Her phone chirped at the same time. A quick glance showed her mother’s text. Why was she going to Seattle?

“Because I have nowhere else to go.” It was a sad truth.

Kent reached across the remains of awesome tacos and touched her hair.

“You look like the kind of girl who wouldn’t feel trapped like that.”

“You don’t know me.” Another truth. One that almost made her sad.

“Maybe I’d like to.”

“Well, you’re staying here and I’m going to Seattle so…”

“I’m not staying here. I’m meeting some friends and we’re heading to Alaska by car.”


“To work at a friend’s lodge. It’s good money. And I’ve always wanted to see Alaska.”

“I thought you Texas boys didn’t like things bigger than home?” she teased.

“Come with me.”

Bonnie rolled her eyes right before her phone chirped again.

“I think I saw this movie on Lifetime.”

Kent laughed and it was loud and free and reminded her of a time when she’d been happy.

“I swear, darlin’ we’re good people. Half of us are girls like yourself. There’s room for you. We got a van that seats eight and you’d only make number seven.”

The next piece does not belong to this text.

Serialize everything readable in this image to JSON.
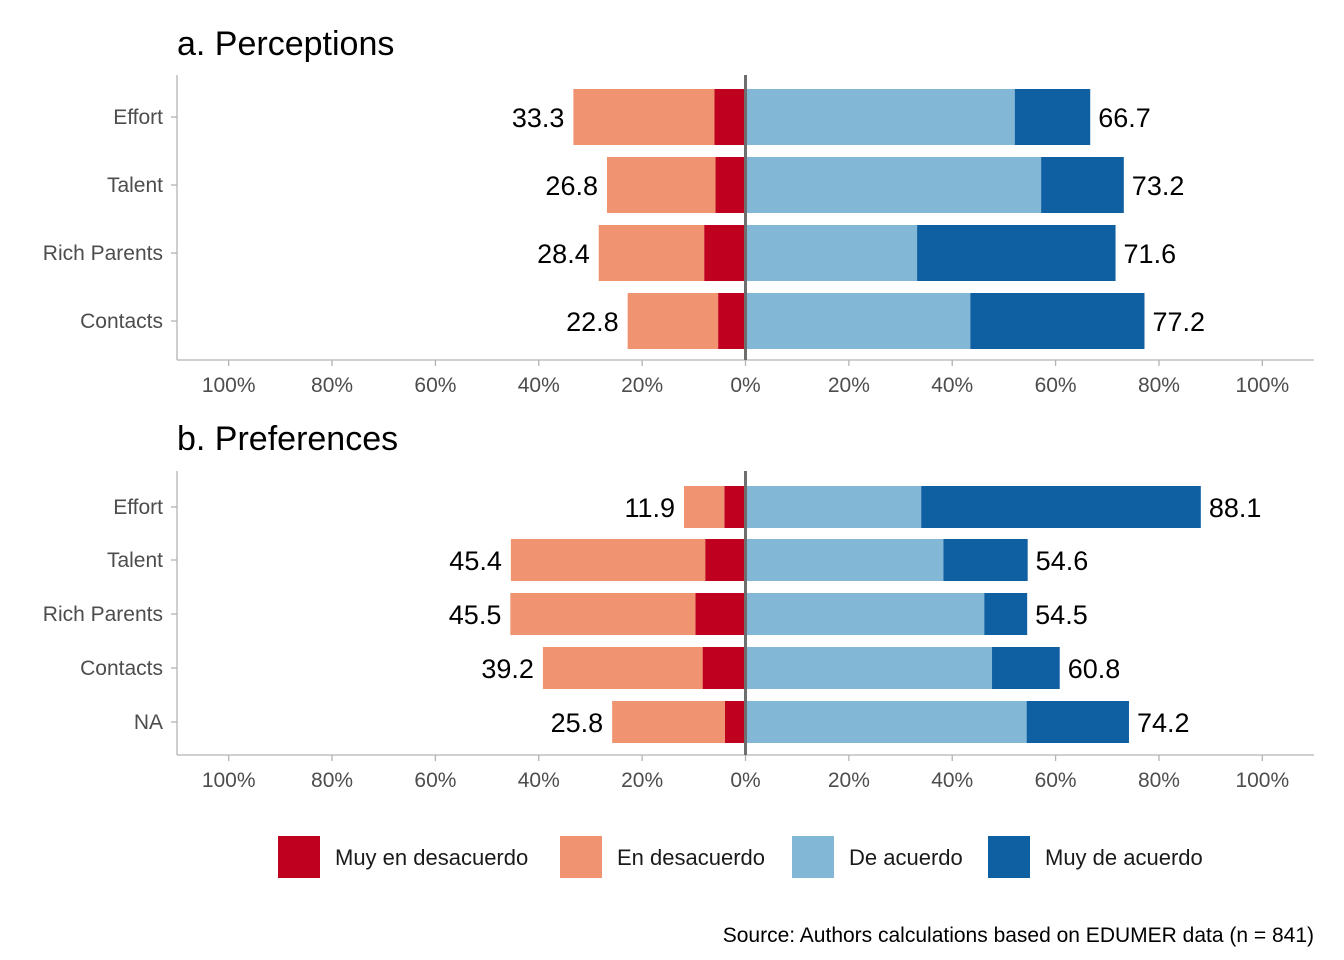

It was so tempting. Bonnie just didn’t know if it was tempting because she could avoid her mother’s disappoint and disapproval or because Kent was, by far, the hottest guy she’d ever seen walking around in cowboy boots. And she’d gone to school in Texas.

Bonnie looked at her phone, but didn’t read her mother’s message.

“Taco, taco, taco,” she said.

Kent looked surprised before he leaned closer and brushed his lips over hers.

“Come on, Jennifer,” he teased after so she knew he got the reference.

Bonnie laughed. When had she laughed last? It surprised her she couldn’t remember.

Her phone chirped.

“Fuck it.”


“This doesn’t mean you can kiss me again,” Bonnie warned.

“Oh, I wouldn’t ever think that,” Kent said with a grin.

Screw photosynthesis, she thought as they gathered up her stuff. Mammal biology was surely more fun.